Mas de uma coisa devemos ter clareza: Deus não é seu arquiteto e nem o seu
autor. Jesus nos mostra o que Deus faz diante do mal: “isso serve para que se
manifeste nele a obra de Deus”. A “obra de Deus” é o bem. Deus não cria o mal
para ter onde fazer o bem; ele tira o bem até mesmo do mal. Foi assim na morte do
Cristo, que nos deu a vida.
Este é o jeito
de Deus agir: não procurando culpados para anotar no seu caderninho ou se
alimentando do desespero daqueles que acolheu como filhos, mas sim vendo,
sentindo compaixão e cuidando (cf. Lc 10,33-34). Onde está Deus, afinal, nestes
dias de morte e desespero trazidos pela pandemia? Está certamente chorando com
os que choram, cuidando com os que cuidam, fortalecendo aqueles que já não tem
força.
Nós, que somos
pessoas de fé, somos convidados neste tempo de Quaresma e quarentena a olhar
para Jesus e aprender dele o jeito de Deus agir no verdadeiro jeito humano de
ser. É preciso tirar o bem deste mal. A vida precisa redescobrir o seu gosto
para além da produção. “Passamos pelas coisas sem as habitar, falamos com os
outros sem os ouvir, juntamos informação que nunca chegamos a aprofundar. [...]

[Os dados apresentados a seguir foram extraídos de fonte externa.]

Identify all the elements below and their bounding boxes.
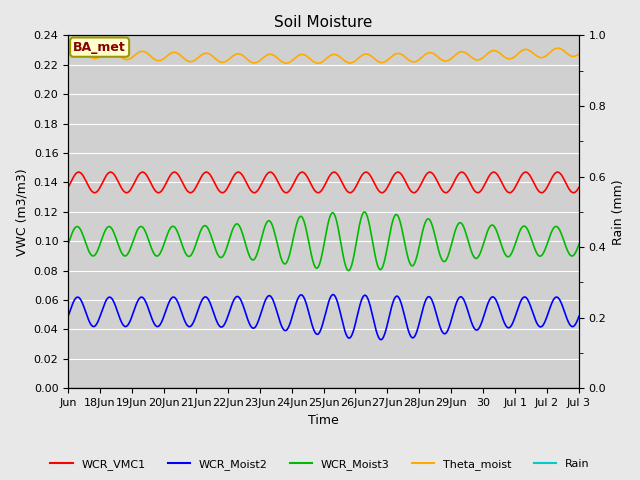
Title: Soil Moisture: Soil Moisture xyxy=(275,15,372,30)
Legend: WCR_VMC1, WCR_Moist2, WCR_Moist3, Theta_moist, Rain: WCR_VMC1, WCR_Moist2, WCR_Moist3, Theta_… xyxy=(46,455,594,474)
Text: BA_met: BA_met xyxy=(73,41,126,54)
Y-axis label: VWC (m3/m3): VWC (m3/m3) xyxy=(15,168,28,256)
Y-axis label: Rain (mm): Rain (mm) xyxy=(612,179,625,245)
X-axis label: Time: Time xyxy=(308,414,339,427)
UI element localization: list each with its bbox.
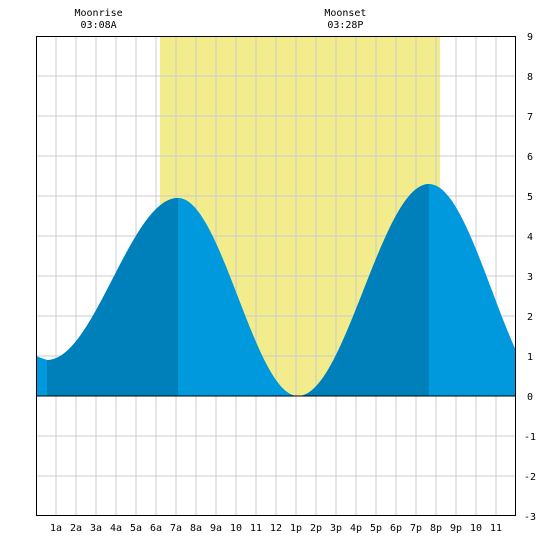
y-tick-label: 7 [527, 112, 533, 123]
x-tick-label: 5p [370, 523, 382, 534]
y-tick-label: 5 [527, 192, 533, 203]
x-tick-label: 1a [50, 523, 62, 534]
moonset-time: 03:28P [327, 20, 363, 31]
moonset-label: Moonset [324, 8, 366, 19]
y-tick-label: -2 [524, 472, 536, 483]
x-tick-label: 7p [410, 523, 422, 534]
y-tick-label: -1 [524, 432, 536, 443]
y-tick-label: -3 [524, 512, 536, 523]
x-tick-label: 10 [470, 523, 482, 534]
x-tick-label: 1p [290, 523, 302, 534]
tide-rising-band [298, 184, 429, 396]
moonset-annotation: Moonset 03:28P [324, 8, 366, 31]
y-tick-label: 6 [527, 152, 533, 163]
x-tick-label: 12 [270, 523, 282, 534]
plot-frame [36, 36, 516, 516]
y-tick-label: 4 [527, 232, 533, 243]
y-tick-label: 2 [527, 312, 533, 323]
moonrise-annotation: Moonrise 03:08A [75, 8, 123, 31]
y-tick-label: 9 [527, 32, 533, 43]
x-tick-label: 3p [330, 523, 342, 534]
x-tick-label: 2p [310, 523, 322, 534]
y-tick-label: 1 [527, 352, 533, 363]
x-tick-label: 11 [250, 523, 262, 534]
x-tick-label: 8a [190, 523, 202, 534]
y-tick-label: 3 [527, 272, 533, 283]
y-tick-labels: -3 -2 -1 0 1 2 3 4 5 6 7 8 9 [524, 32, 536, 523]
x-tick-label: 5a [130, 523, 142, 534]
x-tick-label: 9p [450, 523, 462, 534]
x-tick-label: 4p [350, 523, 362, 534]
tide-area [36, 184, 516, 396]
x-tick-labels: 1a 2a 3a 4a 5a 6a 7a 8a 9a 10 11 12 1p 2p 3p 4p 5p 6p 7p 8p… [50, 523, 502, 534]
x-tick-label: 2a [70, 523, 82, 534]
y-tick-label: 0 [527, 392, 533, 403]
x-tick-label: 8p [430, 523, 442, 534]
y-tick-label: 8 [527, 72, 533, 83]
x-tick-label: 6p [390, 523, 402, 534]
x-tick-label: 7a [170, 523, 182, 534]
x-tick-label: 4a [110, 523, 122, 534]
moonrise-label: Moonrise [75, 8, 123, 19]
x-tick-label: 11 [490, 523, 502, 534]
x-tick-label: 10 [230, 523, 242, 534]
plot-border [36, 36, 516, 516]
tide-rising-band [47, 198, 178, 396]
moonrise-time: 03:08A [81, 20, 117, 31]
x-tick-label: 9a [210, 523, 222, 534]
x-tick-label: 6a [150, 523, 162, 534]
x-tick-label: 3a [90, 523, 102, 534]
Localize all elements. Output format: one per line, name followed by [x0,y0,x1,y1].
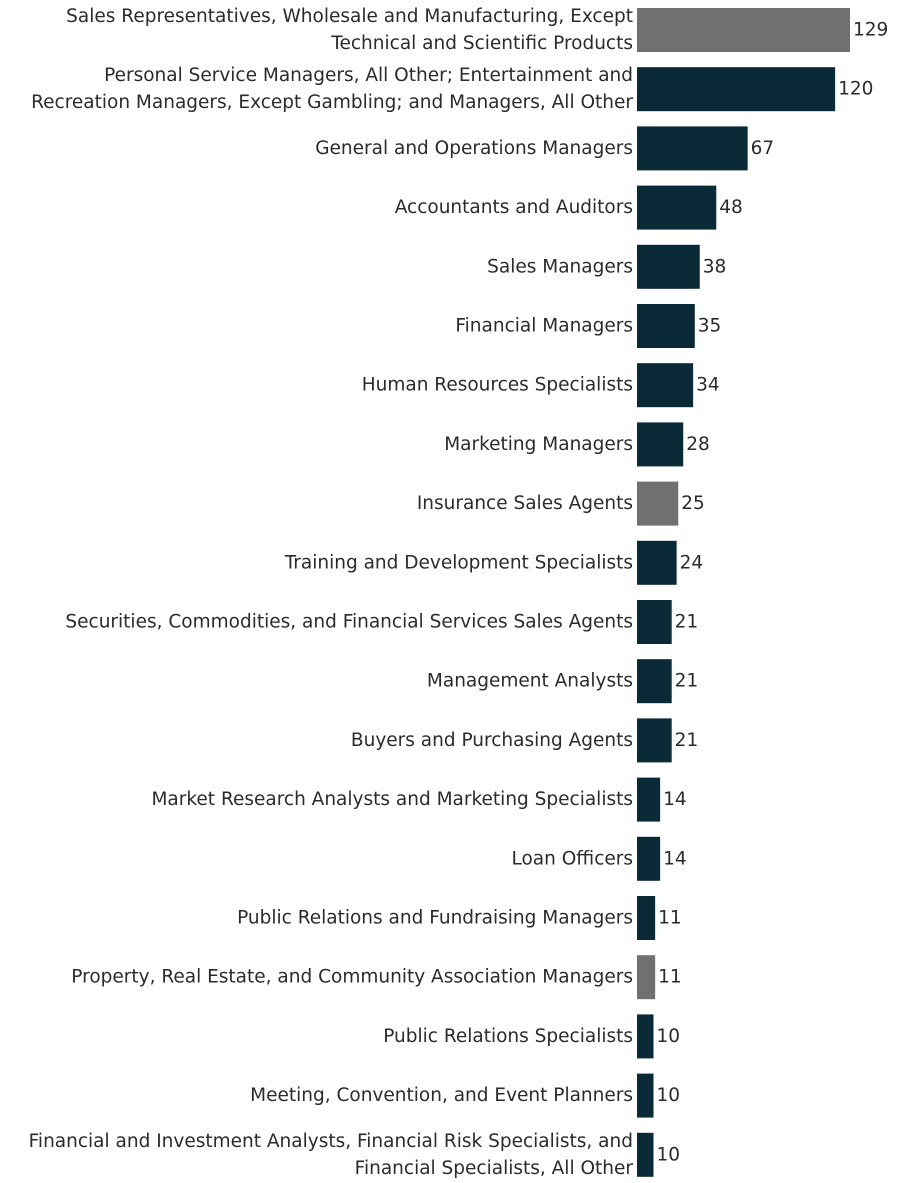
bar [637,777,661,822]
category-label: Buyers and Purchasing Agents [351,730,633,751]
bar [637,540,677,585]
category-label-line: Accountants and Auditors [395,197,633,218]
category-label: Market Research Analysts and Marketing S… [151,789,633,810]
category-label: Sales Representatives, Wholesale and Man… [66,6,633,54]
value-label: 10 [657,1144,681,1165]
bar [637,1014,654,1059]
value-label: 21 [675,730,699,751]
category-label-line: Human Resources Specialists [362,375,633,396]
value-label: 38 [703,256,727,277]
category-label: Insurance Sales Agents [417,493,633,514]
category-label-line: Recreation Managers, Except Gambling; an… [31,92,633,113]
bar [637,422,684,467]
bar [637,718,672,763]
category-label: Property, Real Estate, and Community Ass… [71,967,633,988]
bar [637,481,679,526]
category-labels-group: Sales Representatives, Wholesale and Man… [29,6,634,1179]
bar [637,8,850,52]
value-label: 24 [680,552,704,573]
category-label: Public Relations and Fundraising Manager… [237,908,633,929]
value-label: 14 [663,848,687,869]
category-label-line: Meeting, Convention, and Event Planners [250,1085,633,1106]
category-label-line: General and Operations Managers [315,138,633,159]
category-label-line: Marketing Managers [444,434,633,455]
bar [637,185,717,230]
value-label: 11 [658,967,682,988]
category-label: Accountants and Auditors [395,197,633,218]
value-label: 34 [696,375,720,396]
category-label-line: Technical and Scientific Products [330,33,633,54]
category-label-line: Training and Development Specialists [284,552,633,573]
value-label: 10 [657,1085,681,1106]
value-label: 21 [675,612,699,633]
value-label: 11 [658,908,682,929]
category-label-line: Loan Officers [512,848,634,869]
category-label-line: Buyers and Purchasing Agents [351,730,633,751]
bar [637,600,672,644]
value-label: 10 [657,1026,681,1047]
bar [637,304,695,348]
category-label: Sales Managers [487,256,633,277]
bar [637,244,700,289]
value-labels-group: 129 120 67 48 38 35 34 28 25 24 21 21 21 14 14 11 11 10 10… [657,20,889,1166]
category-label: Meeting, Convention, and Event Planners [250,1085,633,1106]
category-label: Human Resources Specialists [362,375,633,396]
category-label: Financial Managers [455,316,633,337]
category-label-line: Financial Specialists, All Other [355,1158,634,1179]
category-label: Securities, Commodities, and Financial S… [65,612,633,633]
value-label: 28 [686,434,710,455]
bars-group [637,8,850,1177]
bar [637,1132,654,1177]
bar [637,659,672,704]
category-label-line: Public Relations and Fundraising Manager… [237,908,633,929]
category-label: Training and Development Specialists [284,552,633,573]
value-label: 129 [853,20,888,41]
value-label: 14 [663,789,687,810]
bar [637,955,656,1000]
category-label-line: Property, Real Estate, and Community Ass… [71,967,633,988]
category-label-line: Financial and Investment Analysts, Finan… [29,1131,633,1152]
category-label-line: Sales Managers [487,256,633,277]
category-label-line: Insurance Sales Agents [417,493,633,514]
category-label-line: Market Research Analysts and Marketing S… [151,789,633,810]
value-label: 35 [698,316,722,337]
value-label: 67 [751,138,775,159]
category-label: Marketing Managers [444,434,633,455]
bar [637,1073,654,1118]
bar [637,896,656,940]
value-label: 48 [719,197,743,218]
category-label: Financial and Investment Analysts, Finan… [29,1131,634,1179]
category-label-line: Financial Managers [455,316,633,337]
category-label-line: Securities, Commodities, and Financial S… [65,612,633,633]
bar [637,126,748,171]
category-label: Loan Officers [512,848,634,869]
value-label: 120 [838,79,873,100]
bar [637,67,836,112]
bar [637,363,694,408]
category-label: Public Relations Specialists [383,1026,633,1047]
category-label: Management Analysts [427,671,633,692]
category-label-line: Public Relations Specialists [383,1026,633,1047]
category-label: General and Operations Managers [315,138,633,159]
bar [637,836,661,881]
value-label: 25 [681,493,705,514]
category-label-line: Personal Service Managers, All Other; En… [104,65,633,86]
category-label-line: Sales Representatives, Wholesale and Man… [66,6,633,27]
value-label: 21 [675,671,699,692]
category-label: Personal Service Managers, All Other; En… [31,65,633,113]
category-label-line: Management Analysts [427,671,633,692]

Na verdade, a velocidade com que vivemos impede-nos de viver. Uma alternativa
será resgatar a nossa relação com o tempo”.*
Quando
re-descobrimos o silêncio e a lentidão, re-descobrimos que somos limitados; que
precisamos parar; que não sabemos parar; que já nem queremos chegar. Assim como
Jesus que tira o bem do mal, vivamos estes dias de quarentena com responsabilidade
e profundidade: em casa, zelando pela vida que habita em mim e no outro; olhando
para aquilo e para aqueles que já não olhávamos; comunicando a verdade em nossas
redes sociais e servindo conforme nossa possibilidade. Desta forma
encontraremos a Deus, conheceremos Jesus e seremos verdadeiramente humanos.
- Victor Paiva,ofs
*José Tolentino Mendonça. Libertar o Tempo: para uma arte espiritual
do presente. Paulinas. 2019.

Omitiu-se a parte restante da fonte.